Débarqué tout droit de cinq saisons sur Damages, le trio Kessler, Kessler et Zelman était parvenu à convaincre sur Netflix, l’année dernière, grâce à la première saison d’un tout nouveau drama familial, Bloodline. En voici une digne suite, repêchant la famille Rayburn là où les turpitudes dramatiques les avaient laissés. Du drame, pur, tranchant, oppressant, dans un décor de carte postale, les Keys de Floride. A n’en pas douter, le mélange est savant, admirable même, tant l’univers dans lequel évolue les personnages est en total contraste avec la noirceur du propos. L’implantation, donc, du scénario dans ces fameuses Keys, chapelet d’îlots à la lisière des Antilles, portes du paradis pour bon nombre de vacanciers selects, permet d’opérer une nuance entre l’environnement et ses habitants. Le trio de créateurs se joue parfaitement des perceptions, l’exotisme face au suspens, la mer face au sang, et livre une seconde saison toute aussi bonne que la précédente, voire meilleure en dépit de quelques poncifs maladroits.

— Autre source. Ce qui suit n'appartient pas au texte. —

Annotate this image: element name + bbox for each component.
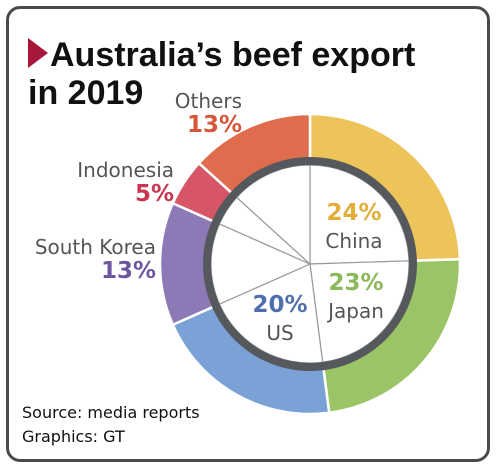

On reprend donc là où on nous avait laissé, les bras ballants, une année plus tôt. Le final de la saison précédente était parfait, dans son genre, et nous ne pouvions que retrouver des personnages meurtris, hanté par le remords et la tentation de tout déballer ou de fuir à toutes jambes. Mais les erreurs du passé sont indélébiles et il s’agira ici au clan Rayburn de préserver les sinistres secrets avec lesquels ils doivent vivre. On cache un peu de vérité par-ci, un peu de vérité par-là. On raconte un peu à celui-là mais non é à celui-ci et voilà que dans l’enchaînement émergent les gaffes, les trouble-fêtes. C’est tendu, vif et lourd, appréciable tant le suspense est maintenu du premier au dixième épisode. On regrettera, comme dit plus haut, pourtant, quelques schémas assez rébarbatifs, comme la naïveté de la mère du clan, Sissy Spacek, les bêtises du petit frère, l’obstination un peu forcée d’un certain inspecteur ou encore la détermination d’un nouveau venu pour le moins volatile. Mais cela n’entache qu’à peine, dirons-nous, le bon visionnage de cette honorable saison.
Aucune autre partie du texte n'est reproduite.